Cosa ancor più spiacevole, le mille diatribe, i dibattiti, gli scontri, le offese...

Ma un passo in avanti è stato fatto su tutti i fronti: l’addestramento coercitivo e punitivo è rimasto retaggio di un gruppo sempre più ristretto di emeriti imbecilli.

 

 

 

 

 

 

 

 

 

 

Infatti, c’era una volta la cinofilia, quella di più bieco stampo medievalista, che ci hanno propinato per anni e anni e anni, nella quale, accanto al rinforzo positivo: “fai il bravo = ti do un premio”, c’era anche il “non mi ascolti… = ti sistemo io!”

Poi, un bel giorno, si arrivò a pensare che non era necessario infierire dolore a un cane per farsi ubbidire, invece di  punire l'errore, bastava che fosse il comportamento virtuoso a essere premiato; finiva così per ascoltarti, non perché terrorizzato da una punizione, bensì guidato da un rinforzo positivo o premio, che dir si voglia.

Venendo al dunque, addestramento e educazione prevedono due approcci diversi e, pertanto, partono da presupposti differenti. È lungi da me fare polemica (purché al cane non venga fatto del male). Io, sono un educatore, e sono fiera della mia scelta.

Gli addestratori -che possono essere molto bravi- insegnano al cane una performance su richiesta.

Gli educatori ne formano il carattere per arrivare a regole comportamentali di tipo adattivo, passando attraverso gratificazione e relazione.

Con l'addestramento si ottengono ottimi risultati performativi.  Se devi preparare un cane a un lavoro specifico, come può essere quello del cane poliziotto - per esempio - che deve fare bene quella determinata cosa e concentrarsi su quella, l’addestramento è certamente la giusta strada. 
Ma io non volevo il “cane burattino”, non mi interessava facesse il doppio-salto-mortale, amavo e rispettavo troppo i cani per rapportarmi con loro sulla base di tecniche di condizionamento o, ancor peggio, di riverenza e timore. Non mi interessava la loro "ubbidienza", ma la capacità di portarli verso la scelta giusta in maniera autonoma e flessibile, in base a conoscenze acquisite a livello cognitivo, sviluppando altresì una dimensione di relazione.

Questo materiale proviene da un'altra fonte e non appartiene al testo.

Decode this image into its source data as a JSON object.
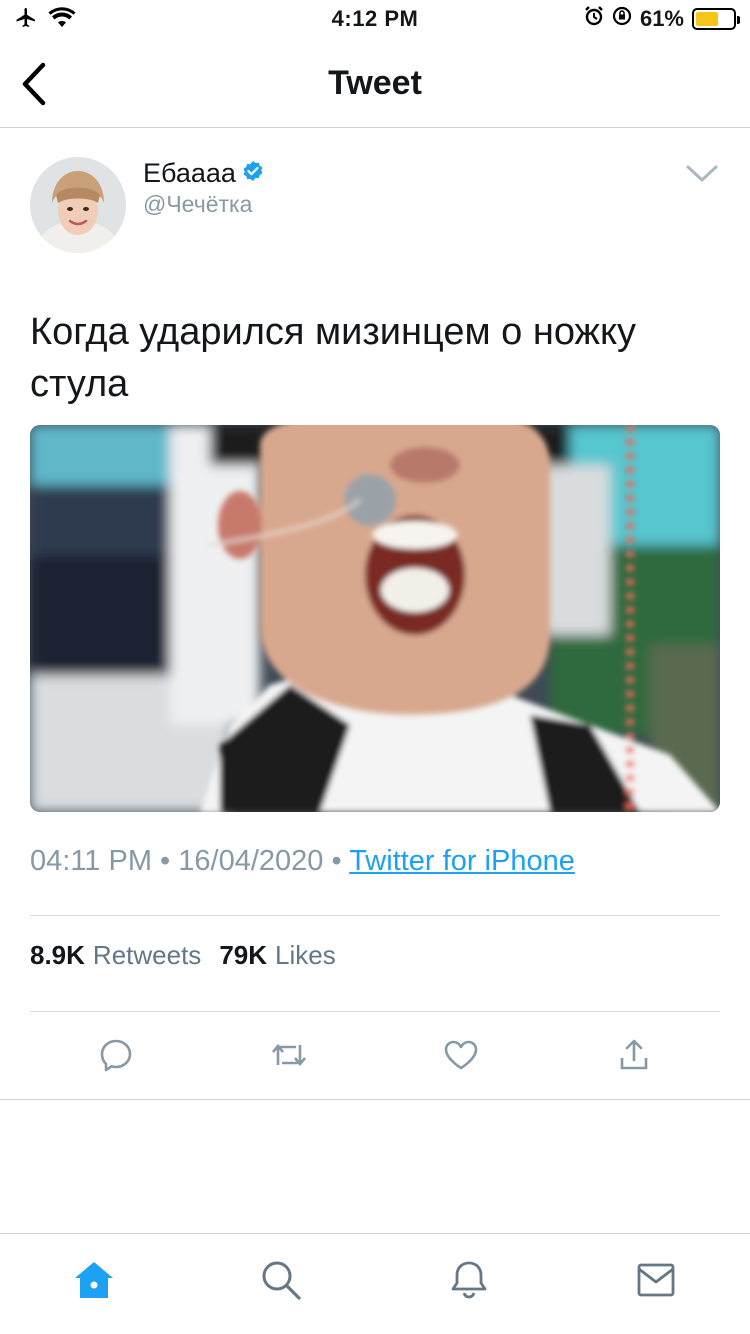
{
  "status_bar": {
    "time": "4:12 PM",
    "battery": "61%",
    "battery_level": 0.61
  },
  "nav": {
    "title": "Tweet"
  },
  "tweet": {
    "author_name": "Ебаааа",
    "author_handle": "@Чечётка",
    "text": "Когда ударился мизинцем о ножку стула",
    "time": "04:11 PM",
    "separator": "•",
    "date": "16/04/2020",
    "source": "Twitter for iPhone",
    "retweets_count": "8.9K",
    "retweets_label": "Retweets",
    "likes_count": "79K",
    "likes_label": "Likes"
  },
  "colors": {
    "accent": "#1da1f2",
    "muted": "#8899a6",
    "text": "#14171a"
  }
}
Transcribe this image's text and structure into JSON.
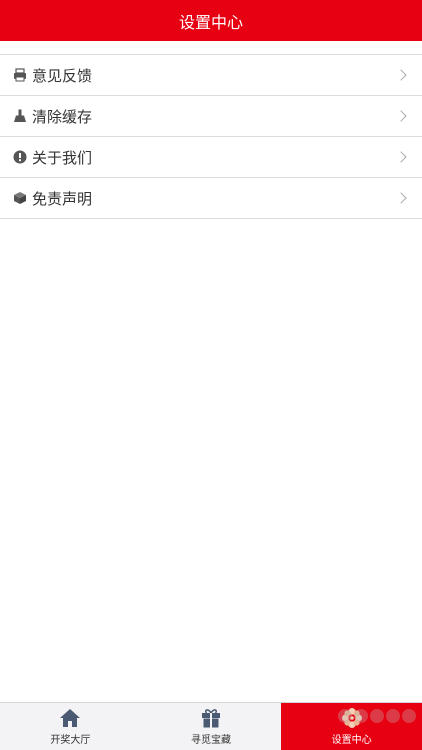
{
  "header": {
    "title": "设置中心"
  },
  "menu": {
    "items": [
      {
        "label": "意见反馈",
        "icon": "printer-icon"
      },
      {
        "label": "清除缓存",
        "icon": "broom-icon"
      },
      {
        "label": "关于我们",
        "icon": "exclamation-circle-icon"
      },
      {
        "label": "免责声明",
        "icon": "cube-icon"
      }
    ]
  },
  "tabbar": {
    "tabs": [
      {
        "label": "开奖大厅",
        "icon": "home-icon",
        "active": false
      },
      {
        "label": "寻觅宝藏",
        "icon": "gift-icon",
        "active": false
      },
      {
        "label": "设置中心",
        "icon": "flower-gear-icon",
        "active": true
      }
    ]
  },
  "colors": {
    "accent": "#e60012",
    "tabbar_bg": "#f3f3f5",
    "icon_gray": "#555555"
  }
}
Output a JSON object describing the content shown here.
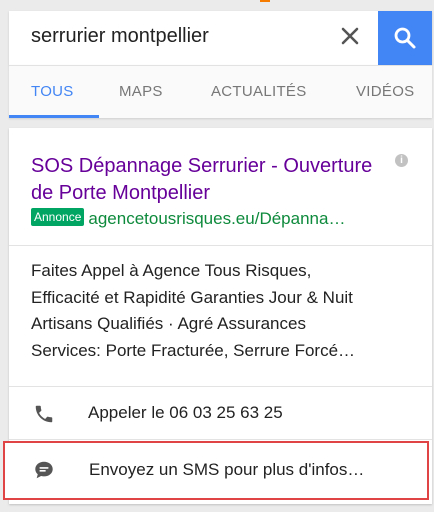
{
  "search": {
    "query": "serrurier montpellier",
    "clear_icon": "close-icon",
    "search_icon": "search-icon",
    "accent_color": "#4285f4"
  },
  "tabs": [
    {
      "label": "TOUS",
      "active": true
    },
    {
      "label": "MAPS",
      "active": false
    },
    {
      "label": "ACTUALITÉS",
      "active": false
    },
    {
      "label": "VIDÉOS",
      "active": false
    }
  ],
  "ad": {
    "title": "SOS Dépannage Serrurier - Ouverture de Porte Montpellier",
    "badge": "Annonce",
    "url": "agencetousrisques.eu/Dépanna…",
    "info_icon": "info-icon",
    "description": [
      "Faites Appel à Agence Tous Risques,",
      "Efficacité et Rapidité Garanties Jour & Nuit",
      "Artisans Qualifiés · Agré Assurances",
      "Services: Porte Fracturée, Serrure Forcé…"
    ],
    "call_label": "Appeler le 06 03 25 63 25",
    "call_icon": "phone-icon",
    "sms_label": "Envoyez un SMS pour plus d'infos…",
    "sms_icon": "message-icon",
    "title_color": "#660099",
    "url_color": "#0e8a3c",
    "badge_color": "#00a563",
    "highlight_color": "#e14444"
  }
}
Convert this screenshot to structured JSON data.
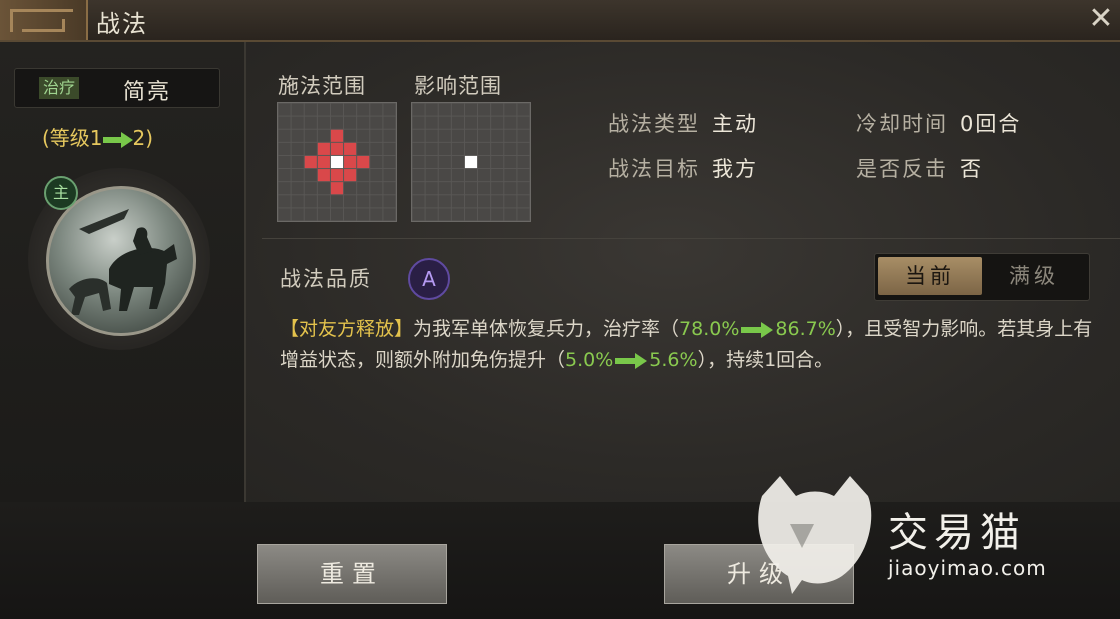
{
  "header": {
    "title": "战法",
    "close_icon": "close-icon"
  },
  "skill": {
    "tag": "治疗",
    "name": "简亮",
    "level_prefix": "(等级1",
    "level_suffix": "2)",
    "main_badge": "主"
  },
  "ranges": {
    "cast_label": "施法范围",
    "effect_label": "影响范围"
  },
  "info": {
    "type_label": "战法类型",
    "type_value": "主动",
    "cooldown_label": "冷却时间",
    "cooldown_value": "0回合",
    "target_label": "战法目标",
    "target_value": "我方",
    "counter_label": "是否反击",
    "counter_value": "否"
  },
  "quality": {
    "label": "战法品质",
    "grade": "A"
  },
  "toggle": {
    "current": "当前",
    "max": "满级"
  },
  "description": {
    "lead": "【对友方释放】",
    "t1": "为我军单体恢复兵力，治疗率（",
    "n1a": "78.0%",
    "n1b": "86.7%",
    "t2": "），且受智力影响。若其身上有增益状态，则额外附加免伤提升（",
    "n2a": "5.0%",
    "n2b": "5.6%",
    "t3": "），持续1回合。"
  },
  "buttons": {
    "reset": "重置",
    "upgrade": "升级"
  },
  "watermark": {
    "brand": "交易猫",
    "url": "jiaoyimao.com"
  },
  "colors": {
    "highlight_green": "#89c94f",
    "lead_yellow": "#e3c24c",
    "range_red": "#d9484a"
  }
}
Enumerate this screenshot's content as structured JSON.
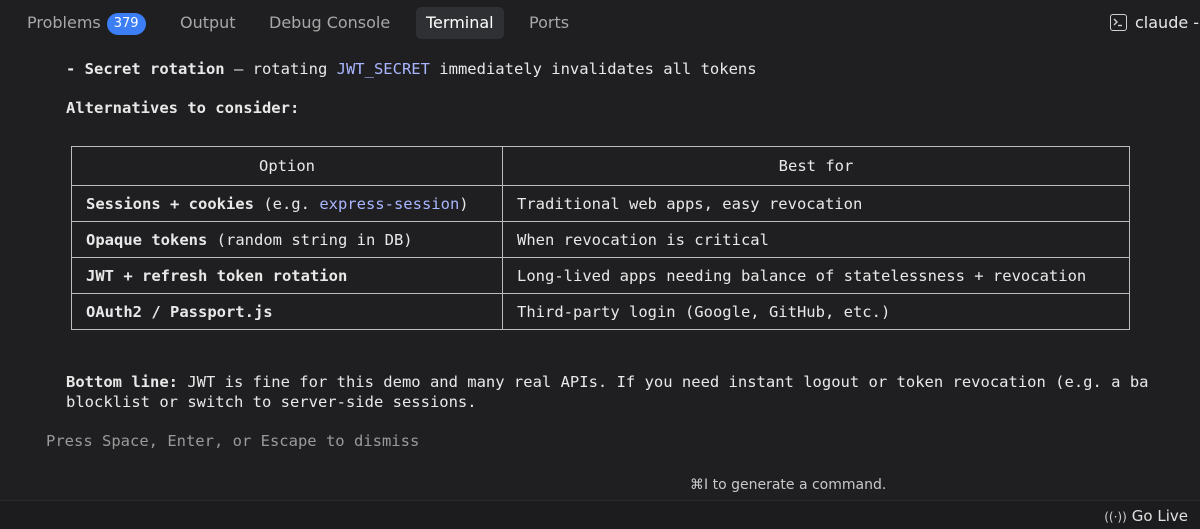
{
  "tabs": [
    {
      "label": "Problems",
      "badge": "379"
    },
    {
      "label": "Output"
    },
    {
      "label": "Debug Console"
    },
    {
      "label": "Terminal",
      "active": true
    },
    {
      "label": "Ports"
    }
  ],
  "terminal_name": "claude -",
  "content": {
    "secret_line": {
      "prefix": "- Secret rotation",
      "middle": " – rotating ",
      "code": "JWT_SECRET",
      "suffix": " immediately invalidates all tokens"
    },
    "alternatives_heading": "Alternatives to consider:",
    "table": {
      "headers": [
        "Option",
        "Best for"
      ],
      "rows": [
        {
          "option_main": "Sessions + cookies",
          "option_rest": " (e.g. ",
          "option_code": "express-session",
          "option_tail": ")",
          "best_for": "Traditional web apps, easy revocation"
        },
        {
          "option_main": "Opaque tokens",
          "option_rest": " (random string in DB)",
          "option_code": "",
          "option_tail": "",
          "best_for": "When revocation is critical"
        },
        {
          "option_main": "JWT + refresh token rotation",
          "option_rest": "",
          "option_code": "",
          "option_tail": "",
          "best_for": "Long-lived apps needing balance of statelessness + revocation"
        },
        {
          "option_main": "OAuth2 / Passport.js",
          "option_rest": "",
          "option_code": "",
          "option_tail": "",
          "best_for": "Third-party login (Google, GitHub, etc.)"
        }
      ]
    },
    "bottom_line": {
      "label": "Bottom line:",
      "text1": " JWT is fine for this demo and many real APIs. If you need instant logout or token revocation (e.g. a ba",
      "text2": "blocklist or switch to server-side sessions."
    },
    "dismiss": "Press Space, Enter, or Escape to dismiss"
  },
  "hint": "⌘I to generate a command.",
  "status": {
    "go_live": "Go Live"
  },
  "colors": {
    "background": "#1f1f21",
    "badge": "#3b7ef6",
    "code_accent": "#a9b6ff"
  }
}
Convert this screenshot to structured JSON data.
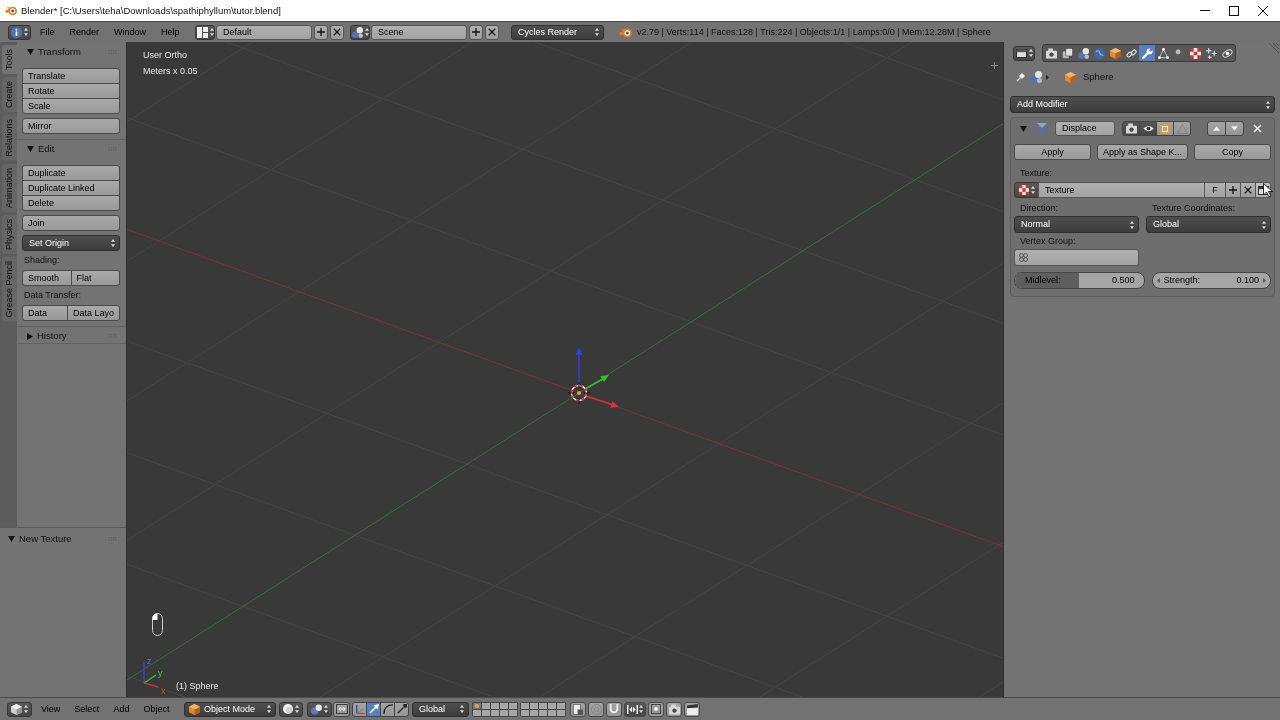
{
  "window": {
    "title": "Blender* [C:\\Users\\teha\\Downloads\\spathiphyllum\\tutor.blend]"
  },
  "info_header": {
    "menus": [
      "File",
      "Render",
      "Window",
      "Help"
    ],
    "screen_layout": "Default",
    "scene": "Scene",
    "render_engine": "Cycles Render",
    "stats": "v2.79 | Verts:114 | Faces:128 | Tris:224 | Objects:1/1 | Lamps:0/0 | Mem:12.28M | Sphere"
  },
  "tool_shelf": {
    "tabs": [
      {
        "label": "Tools",
        "selected": true
      },
      {
        "label": "Create",
        "selected": false
      },
      {
        "label": "Relations",
        "selected": false
      },
      {
        "label": "Animation",
        "selected": false
      },
      {
        "label": "Physics",
        "selected": false
      },
      {
        "label": "Grease Pencil",
        "selected": false
      }
    ],
    "panels": [
      {
        "title": "Transform",
        "expanded": true,
        "items": [
          {
            "kind": "stack",
            "buttons": [
              "Translate",
              "Rotate",
              "Scale"
            ]
          },
          {
            "kind": "stack",
            "buttons": [
              "Mirror"
            ]
          }
        ]
      },
      {
        "title": "Edit",
        "expanded": true,
        "items": [
          {
            "kind": "stack",
            "buttons": [
              "Duplicate",
              "Duplicate Linked",
              "Delete"
            ]
          },
          {
            "kind": "stack",
            "buttons": [
              "Join"
            ]
          },
          {
            "kind": "menu",
            "label": "Set Origin"
          },
          {
            "kind": "label",
            "text": "Shading:"
          },
          {
            "kind": "row",
            "buttons": [
              "Smooth",
              "Flat"
            ]
          },
          {
            "kind": "label",
            "text": "Data Transfer:"
          },
          {
            "kind": "row",
            "buttons": [
              "Data",
              "Data Layo"
            ]
          }
        ]
      },
      {
        "title": "History",
        "expanded": false
      }
    ]
  },
  "operator_panel": {
    "title": "New Texture",
    "expanded": true
  },
  "viewport": {
    "view_name": "User Ortho",
    "units": "Meters x 0.05",
    "object_info": "(1) Sphere",
    "axis_labels": [
      "z",
      "y",
      "x"
    ]
  },
  "properties": {
    "tabs": [
      {
        "kind": "render",
        "selected": false
      },
      {
        "kind": "render_layers",
        "selected": false
      },
      {
        "kind": "scene",
        "selected": false
      },
      {
        "kind": "world",
        "selected": false
      },
      {
        "kind": "object",
        "selected": false
      },
      {
        "kind": "constraints",
        "selected": false
      },
      {
        "kind": "modifiers",
        "selected": true
      },
      {
        "kind": "data",
        "selected": false
      },
      {
        "kind": "material",
        "selected": false
      },
      {
        "kind": "texture",
        "selected": false
      },
      {
        "kind": "particles",
        "selected": false
      },
      {
        "kind": "physics",
        "selected": false
      }
    ],
    "object_name": "Sphere",
    "add_modifier": "Add Modifier",
    "modifier": {
      "name": "Displace",
      "expanded": true,
      "toggles": [
        {
          "kind": "render",
          "on": true
        },
        {
          "kind": "viewport",
          "on": true
        },
        {
          "kind": "editmode",
          "on": false
        },
        {
          "kind": "cage",
          "on": false
        }
      ],
      "actions": [
        "Apply",
        "Apply as Shape K...",
        "Copy"
      ],
      "texture_label": "Texture:",
      "texture": "Texture",
      "fake_user": "F",
      "direction_label": "Direction:",
      "direction": "Normal",
      "coordinates_label": "Texture Coordinates:",
      "coordinates": "Global",
      "vertex_group_label": "Vertex Group:",
      "midlevel": {
        "label": "Midlevel:",
        "value": "0.500",
        "level": 0.5
      },
      "strength": {
        "label": "Strength:",
        "value": "0.100"
      }
    }
  },
  "view3d_header": {
    "menus": [
      "View",
      "Select",
      "Add",
      "Object"
    ],
    "mode": "Object Mode",
    "orientation": "Global",
    "manipulators": [
      {
        "kind": "axes",
        "selected": false
      },
      {
        "kind": "translate",
        "selected": true
      },
      {
        "kind": "rotate",
        "selected": false
      },
      {
        "kind": "scale",
        "selected": false
      }
    ],
    "layers": [
      {
        "selected": true
      },
      {
        "selected": false
      },
      {
        "selected": false
      },
      {
        "selected": false
      },
      {
        "selected": false
      },
      {
        "selected": false
      },
      {
        "selected": false
      },
      {
        "selected": false
      },
      {
        "selected": false
      },
      {
        "selected": false
      },
      {
        "selected": false
      },
      {
        "selected": false
      },
      {
        "selected": false
      },
      {
        "selected": false
      },
      {
        "selected": false
      },
      {
        "selected": false
      },
      {
        "selected": false
      },
      {
        "selected": false
      },
      {
        "selected": false
      },
      {
        "selected": false
      }
    ]
  }
}
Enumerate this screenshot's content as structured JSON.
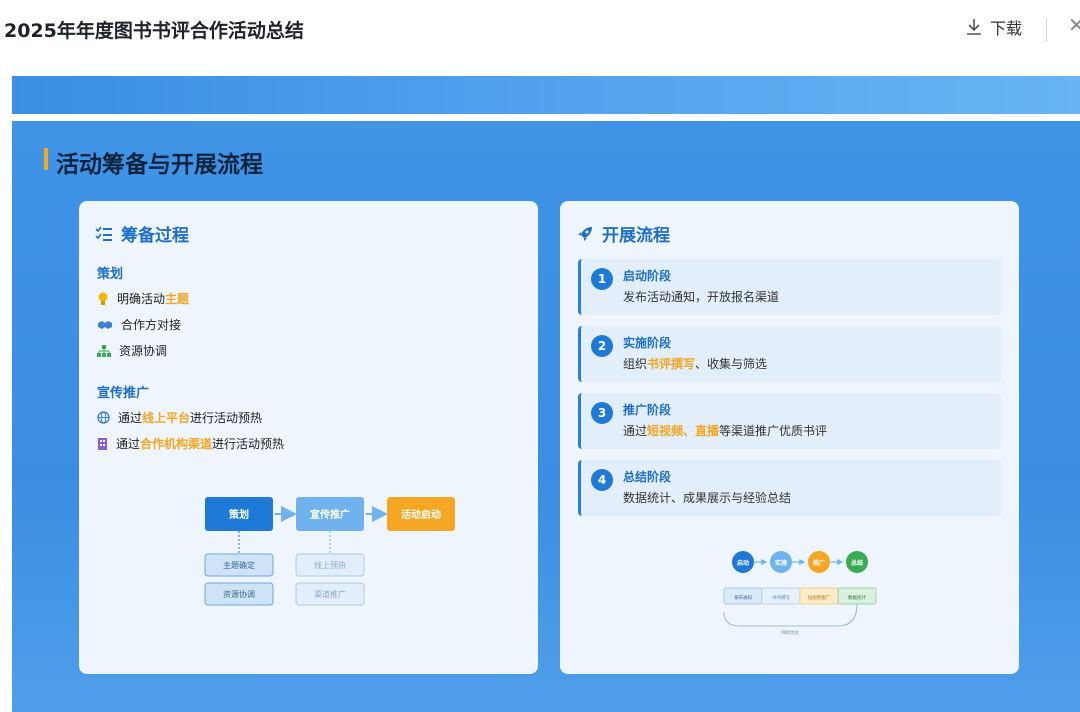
{
  "header": {
    "title": "2025年年度图书书评合作活动总结",
    "download_label": "下载"
  },
  "slide": {
    "title": "活动筹备与开展流程",
    "prep": {
      "heading": "筹备过程",
      "plan_heading": "策划",
      "plan_items": [
        {
          "icon": "lightbulb-icon",
          "text_before": "明确活动",
          "highlight": "主题",
          "text_after": ""
        },
        {
          "icon": "handshake-icon",
          "text_before": "合作方对接",
          "highlight": "",
          "text_after": ""
        },
        {
          "icon": "sitemap-icon",
          "text_before": "资源协调",
          "highlight": "",
          "text_after": ""
        }
      ],
      "promo_heading": "宣传推广",
      "promo_items": [
        {
          "icon": "globe-icon",
          "text_before": "通过",
          "highlight": "线上平台",
          "text_after": "进行活动预热"
        },
        {
          "icon": "building-icon",
          "text_before": "通过",
          "highlight": "合作机构渠道",
          "text_after": "进行活动预热"
        }
      ],
      "flow": {
        "nodes": [
          "策划",
          "宣传推广",
          "活动启动"
        ],
        "sub_left": [
          "主题确定",
          "资源协调"
        ],
        "sub_mid": [
          "线上预热",
          "渠道推广"
        ],
        "colors": {
          "primary": "#1e7ad6",
          "light": "#6fb2ee",
          "accent": "#f5a623"
        }
      }
    },
    "process": {
      "heading": "开展流程",
      "steps": [
        {
          "num": "1",
          "title": "启动阶段",
          "desc_before": "发布活动通知，开放报名渠道",
          "highlight": "",
          "desc_after": ""
        },
        {
          "num": "2",
          "title": "实施阶段",
          "desc_before": "组织",
          "highlight": "书评撰写",
          "desc_after": "、收集与筛选"
        },
        {
          "num": "3",
          "title": "推广阶段",
          "desc_before": "通过",
          "highlight": "短视频、直播",
          "desc_after": "等渠道推广优质书评"
        },
        {
          "num": "4",
          "title": "总结阶段",
          "desc_before": "数据统计、成果展示与经验总结",
          "highlight": "",
          "desc_after": ""
        }
      ],
      "mini_flow": {
        "nodes": [
          "启动",
          "实施",
          "推广",
          "总结"
        ],
        "node_colors": [
          "#1e7ad6",
          "#6fb2ee",
          "#f5a623",
          "#3aaa55"
        ],
        "subs": [
          "发布通知",
          "书评撰写",
          "短视频推广",
          "数据统计"
        ],
        "loop_label": "持续优化"
      }
    }
  }
}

Proprio per questo, tra le scuole di pensiero dell'educazione cinofila, quella da me prescelta è di tipo cognitivo-zooantropologico. Si tratta infatti di un approccio, e non di una tecnica. Non è l'educatore a lavorare con il cane, ma lo stesso proprietario. Non segue schemi predisposti, ma si basa sullo specifico soggetto, le sue esigenze, le sue problematiche.